A careful review of the Midrashic sources related to Moshe haDarshan's statement demonstrates that his comment is not meant to be taken literally. This is the approach of the Midrash, which is allegorical rather than literal.
Based on his comment in Bereishit Rabati on Genesis 49:15-16, Moshe haDarshan believes that the Messiah would have “a human father from the tribe of Judah and a mother from the tribe of Dan.”
When Moshe haDarshan mentions that the Messiah will be “fatherless,” he is quoting the words of Rabbi Berachia in the Midrash Eichah Rabbah 5:3. Rabbi Berachia explains there that being “fatherless” refers to being an orphan. His proof is Queen Esther, who was adopted by Mordechai, as it says, “He brought up Esther, his uncle’s daughter; for she had neither father nor mother” (Esther 2:7). Clearly, Esther had a physical father [Mordechai’s uncle], but, being orphaned, she is referred to as “fatherless.”
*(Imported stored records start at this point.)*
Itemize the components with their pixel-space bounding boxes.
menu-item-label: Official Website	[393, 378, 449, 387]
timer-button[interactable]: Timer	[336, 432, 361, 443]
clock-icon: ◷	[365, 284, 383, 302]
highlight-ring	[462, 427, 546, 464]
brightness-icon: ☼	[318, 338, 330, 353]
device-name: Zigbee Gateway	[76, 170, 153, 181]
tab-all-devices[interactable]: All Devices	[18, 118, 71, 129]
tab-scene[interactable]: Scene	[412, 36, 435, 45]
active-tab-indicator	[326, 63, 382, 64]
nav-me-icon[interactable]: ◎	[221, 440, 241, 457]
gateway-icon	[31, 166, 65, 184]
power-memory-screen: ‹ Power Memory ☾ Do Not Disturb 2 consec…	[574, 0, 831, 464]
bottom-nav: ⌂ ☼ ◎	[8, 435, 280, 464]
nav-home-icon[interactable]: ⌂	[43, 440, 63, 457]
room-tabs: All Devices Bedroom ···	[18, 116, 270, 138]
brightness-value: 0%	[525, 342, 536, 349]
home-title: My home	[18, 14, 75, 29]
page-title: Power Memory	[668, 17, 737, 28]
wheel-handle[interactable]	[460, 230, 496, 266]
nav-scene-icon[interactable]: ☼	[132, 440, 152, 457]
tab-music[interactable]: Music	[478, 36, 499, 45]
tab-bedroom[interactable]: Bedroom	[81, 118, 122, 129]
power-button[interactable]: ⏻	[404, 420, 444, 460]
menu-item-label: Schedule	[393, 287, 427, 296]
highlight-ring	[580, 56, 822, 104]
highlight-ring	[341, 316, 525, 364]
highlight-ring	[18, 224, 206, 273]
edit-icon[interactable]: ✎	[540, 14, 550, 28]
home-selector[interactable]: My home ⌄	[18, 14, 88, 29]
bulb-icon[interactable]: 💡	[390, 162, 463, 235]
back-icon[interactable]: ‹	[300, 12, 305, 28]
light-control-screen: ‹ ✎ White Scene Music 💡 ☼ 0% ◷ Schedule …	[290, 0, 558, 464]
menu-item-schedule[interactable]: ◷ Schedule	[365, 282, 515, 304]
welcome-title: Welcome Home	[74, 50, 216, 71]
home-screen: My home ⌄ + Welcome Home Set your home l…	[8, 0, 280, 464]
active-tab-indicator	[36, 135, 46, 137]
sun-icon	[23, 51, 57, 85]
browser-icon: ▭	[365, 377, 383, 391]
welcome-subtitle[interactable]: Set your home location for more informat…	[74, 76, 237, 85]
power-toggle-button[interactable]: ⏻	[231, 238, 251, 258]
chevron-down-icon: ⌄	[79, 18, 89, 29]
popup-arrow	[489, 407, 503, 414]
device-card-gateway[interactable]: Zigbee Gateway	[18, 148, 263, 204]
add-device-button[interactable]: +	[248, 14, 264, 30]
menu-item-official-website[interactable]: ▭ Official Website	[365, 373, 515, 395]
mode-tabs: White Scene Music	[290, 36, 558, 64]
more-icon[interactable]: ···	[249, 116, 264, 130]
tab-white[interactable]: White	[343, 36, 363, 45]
Missionaries who use rabbinic sources as proofs are either disingenuous or ignorant. Regardless of their motive, we are instructed to “know what to answer” someone who challenges our beliefs (Ethics of our Fathers 2:14; Rashi on Deuteronomy 18:9).
Although missionary claims may sound impressive, a careful examination inevitably reveals their distortion of the truth. The key to success in our pursuit of truth is to use critical thinking and to make informed decisions; as King Solomon says, “The first to bring an argument sounds correct until someone examines him” (Proverbs 18:17). It is also important to explore and experience the beauty and spirituality of Judaism.